En ello va, posiblemente, la utilidad de los escritores al género humano: ser un tejido de experiencia desde el cual construir un lenguaje del que pueda servirse luego la humanidad entera. Sin embargo, esta idea es apenas un devaneo cuando el escritor escribe, puesto que, en esos momentos, lo único que sabe es que su interioridad le urge, le arde, debe resolverla; entonces escribe con su ardor, con su urgencia y con su tiempo, mismo que destina a comer, trabajar, amar, olvidar y leer, sobre todo leer, investigar, allanar un lenguaje; por ello, entonces, escribir nunca se ha tratado únicamente de escribir, como ese tal Portskriver, del que habla Kierkegaard en su Post scriptum, que no leía lo que escribía bajo el supuesto de que su función se limitaba a escribir[1]; sino de leer, como he dicho, y de hacer del tiempo de la vida escritura, que es a lo que llamo «tempo»: una suerte de estado de conciencia resultado de la atención, no para mantener las nalgas pegadas a la silla lo suficiente como para escribir a diario una cuartilla, sino para mantenerse habitando el tema o, lo que es lo mismo: herido para escribir. Esto hace de la escritura no sólo un «oficio» sino una «espiritualidad» que, lejos de desarraigarse de la materia y la vida (como muchas veces sugiere la espiritualidad ascética de las religiones y hasta la de la academia), la habita y la recupera. En este sentido, el tempo es una suerte de vibración que sintoniza cuerpo, tiempo de vida, carácter, circunstancia, biografía, escritura… No como estrategia de moderación, sino como sabio respeto al misterio de su caos. ¡Erotismo le diría!

A este respecto, pienso en Nietzsche, quien jubilado a los treinta y cinco años a causa de un malintencionado descrédito académico, una endeble salud y un corazón no solo dejado del amor, sino por el amor, anduvo errante de la costa azul francesa a Sils María, en pensiones y hoteles baratos, arrastrando consigo difteria, migrañas, insomnio y un intestino castigado por la disentería, el nitrato de plata, el opio y el pésimo hábito de automedicarse que, en conjunto, condenaban sus días a un ritmo intermitente entre la vigilia y la convalecencia en cama. Esto, que no una trasnochada indisciplina bohemia (como se ha querido extrapolar para su mercantilización), es lo que el estudioso del pensamiento alemán, Diego Sánchez Meca, propone como causa fundamental del estilo literario tan poco sistemático de Nietzsche. Dice Sánchez Meca en una de sus conferencias dictadas para la fundación Juan March:

Hablaba de la pluralidad, de la diversidad de los rostros y de las imágenes que se tienen de Nietzsche; la dificultad de armonizarlas en un todo coherente. Una de las principales causas de esto es, ciertamente, que Nietzsche no fue, en la mayoría de sus obras, un escritor sistemático; rara vez exponía lo que quería decir de una manera organizada y concluyente. Cabe preguntarse entonces cuales eran las causas de que no lo hiciera: obviamente, la forma de escribir que tiene Nietzsche fue condicionada de una manera muy importante por su enfermedad. […] De manera que tuvo que aplicarse al estilo aforístico o como él lo llamaba: “Al maldito estilo de telegrama”. La brevedad se le imponía puesto que los periodos en los que era capaz de leer y escribir eran muy intermitentes y cortos; por eso escribió los libros (no todos, algunos de ellos…Bastantes) de la única forma que fue físicamente capaz: con aforismos y parágrafos aislados[2]
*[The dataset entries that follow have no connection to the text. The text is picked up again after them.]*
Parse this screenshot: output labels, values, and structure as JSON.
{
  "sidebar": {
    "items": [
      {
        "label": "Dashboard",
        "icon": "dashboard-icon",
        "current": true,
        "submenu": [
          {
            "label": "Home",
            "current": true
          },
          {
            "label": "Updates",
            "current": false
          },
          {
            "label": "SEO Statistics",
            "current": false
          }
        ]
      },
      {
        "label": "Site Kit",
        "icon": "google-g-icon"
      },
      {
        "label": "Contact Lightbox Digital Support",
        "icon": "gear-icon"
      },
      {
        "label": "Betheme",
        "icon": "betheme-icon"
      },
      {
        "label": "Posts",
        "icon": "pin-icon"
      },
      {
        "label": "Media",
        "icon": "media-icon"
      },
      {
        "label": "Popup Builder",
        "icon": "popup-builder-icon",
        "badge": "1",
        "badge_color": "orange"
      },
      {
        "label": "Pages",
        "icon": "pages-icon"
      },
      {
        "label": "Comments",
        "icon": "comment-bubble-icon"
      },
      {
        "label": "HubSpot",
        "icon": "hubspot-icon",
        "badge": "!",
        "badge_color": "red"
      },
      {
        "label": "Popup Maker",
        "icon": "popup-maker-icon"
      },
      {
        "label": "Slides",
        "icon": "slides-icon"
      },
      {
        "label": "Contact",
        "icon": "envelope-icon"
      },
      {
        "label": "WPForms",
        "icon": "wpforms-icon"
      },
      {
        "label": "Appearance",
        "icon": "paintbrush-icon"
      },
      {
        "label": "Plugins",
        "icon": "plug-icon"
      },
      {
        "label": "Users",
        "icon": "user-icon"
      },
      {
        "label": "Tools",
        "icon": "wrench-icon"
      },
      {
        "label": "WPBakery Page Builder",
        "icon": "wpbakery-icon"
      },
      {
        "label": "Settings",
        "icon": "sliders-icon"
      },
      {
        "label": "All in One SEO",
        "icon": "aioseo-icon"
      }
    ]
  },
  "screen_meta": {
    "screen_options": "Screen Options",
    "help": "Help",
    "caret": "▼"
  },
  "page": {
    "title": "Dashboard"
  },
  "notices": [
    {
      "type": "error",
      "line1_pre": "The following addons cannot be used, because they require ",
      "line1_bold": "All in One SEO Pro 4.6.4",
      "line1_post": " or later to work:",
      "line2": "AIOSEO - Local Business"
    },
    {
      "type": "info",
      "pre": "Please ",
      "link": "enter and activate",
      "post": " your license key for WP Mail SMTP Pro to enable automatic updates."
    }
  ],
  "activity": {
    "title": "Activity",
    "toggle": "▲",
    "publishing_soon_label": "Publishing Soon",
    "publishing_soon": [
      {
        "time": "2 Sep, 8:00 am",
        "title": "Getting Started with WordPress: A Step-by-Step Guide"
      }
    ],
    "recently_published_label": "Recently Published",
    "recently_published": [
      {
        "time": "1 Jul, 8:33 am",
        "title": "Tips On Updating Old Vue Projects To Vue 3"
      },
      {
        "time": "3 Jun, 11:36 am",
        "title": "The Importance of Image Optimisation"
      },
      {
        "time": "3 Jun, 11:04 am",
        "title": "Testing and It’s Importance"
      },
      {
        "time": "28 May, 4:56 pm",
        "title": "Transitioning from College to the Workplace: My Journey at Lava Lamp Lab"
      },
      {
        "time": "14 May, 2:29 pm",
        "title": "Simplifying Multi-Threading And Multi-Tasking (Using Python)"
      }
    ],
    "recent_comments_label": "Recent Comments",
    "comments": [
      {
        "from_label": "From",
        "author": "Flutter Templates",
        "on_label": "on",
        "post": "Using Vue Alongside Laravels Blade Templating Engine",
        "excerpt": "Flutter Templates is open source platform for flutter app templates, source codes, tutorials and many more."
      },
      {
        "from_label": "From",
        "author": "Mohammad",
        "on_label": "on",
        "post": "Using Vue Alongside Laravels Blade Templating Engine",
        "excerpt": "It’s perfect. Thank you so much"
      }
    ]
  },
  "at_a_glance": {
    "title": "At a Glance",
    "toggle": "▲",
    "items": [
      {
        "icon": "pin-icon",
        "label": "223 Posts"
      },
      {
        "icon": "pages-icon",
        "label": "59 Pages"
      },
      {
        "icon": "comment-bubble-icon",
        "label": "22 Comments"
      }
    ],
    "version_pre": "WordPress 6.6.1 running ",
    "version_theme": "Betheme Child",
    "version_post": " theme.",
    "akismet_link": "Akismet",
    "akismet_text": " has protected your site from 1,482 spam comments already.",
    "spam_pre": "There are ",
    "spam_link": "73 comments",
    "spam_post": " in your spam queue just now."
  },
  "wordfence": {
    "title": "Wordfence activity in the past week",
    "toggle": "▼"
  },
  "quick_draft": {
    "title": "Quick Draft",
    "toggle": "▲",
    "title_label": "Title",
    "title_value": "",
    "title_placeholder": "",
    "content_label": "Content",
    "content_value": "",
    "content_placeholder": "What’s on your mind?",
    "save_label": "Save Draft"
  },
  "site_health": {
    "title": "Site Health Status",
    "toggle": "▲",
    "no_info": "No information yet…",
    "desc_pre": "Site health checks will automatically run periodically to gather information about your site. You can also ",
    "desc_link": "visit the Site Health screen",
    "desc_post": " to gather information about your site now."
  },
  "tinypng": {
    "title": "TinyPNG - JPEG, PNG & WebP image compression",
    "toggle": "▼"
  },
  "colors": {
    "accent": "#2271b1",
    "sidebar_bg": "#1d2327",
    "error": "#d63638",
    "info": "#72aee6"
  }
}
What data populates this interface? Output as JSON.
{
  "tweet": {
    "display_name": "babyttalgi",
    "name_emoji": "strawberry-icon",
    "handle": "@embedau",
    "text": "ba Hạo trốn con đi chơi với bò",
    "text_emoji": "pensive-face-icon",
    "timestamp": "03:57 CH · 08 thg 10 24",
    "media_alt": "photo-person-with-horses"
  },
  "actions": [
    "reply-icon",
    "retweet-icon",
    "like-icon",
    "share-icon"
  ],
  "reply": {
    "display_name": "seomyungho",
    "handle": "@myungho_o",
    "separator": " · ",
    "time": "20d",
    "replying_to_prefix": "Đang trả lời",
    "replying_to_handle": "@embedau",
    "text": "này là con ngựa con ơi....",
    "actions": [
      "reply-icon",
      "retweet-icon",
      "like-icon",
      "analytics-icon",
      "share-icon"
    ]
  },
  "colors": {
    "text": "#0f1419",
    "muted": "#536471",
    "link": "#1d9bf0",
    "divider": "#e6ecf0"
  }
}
Él es el nítido ejemplo de que, la escritura, debe abrirse paso entre los intersticios del cuerpo, el carácter y la biografía del escritor, y no desde una artificiosa creatividad de vanguardia o de deuda con algún género literario; la suya fue una escritura hecha en la fragua de su vida, que fue su cuerpo y su pensamiento. Después, ya con él instalado en la locura, vinieron Georges Brandes, Strindberg, Edvard Munch, Baudelaire, Richard Strauss, Rilke, Joyce,  las vanguardias artísticas de principios del siglo pasado, ¡el mundo!.

De esto va el «El maldito estilo de telegrama»:

Una escritura con el coraje de habitar la niebla que ilumina.

 

 

 

 

[1] Kierkegaard, S., Post Scriptum no científico y definitivo a «Migajas Filosóficas», Sígueme, Salamanca, 2010, p, 193.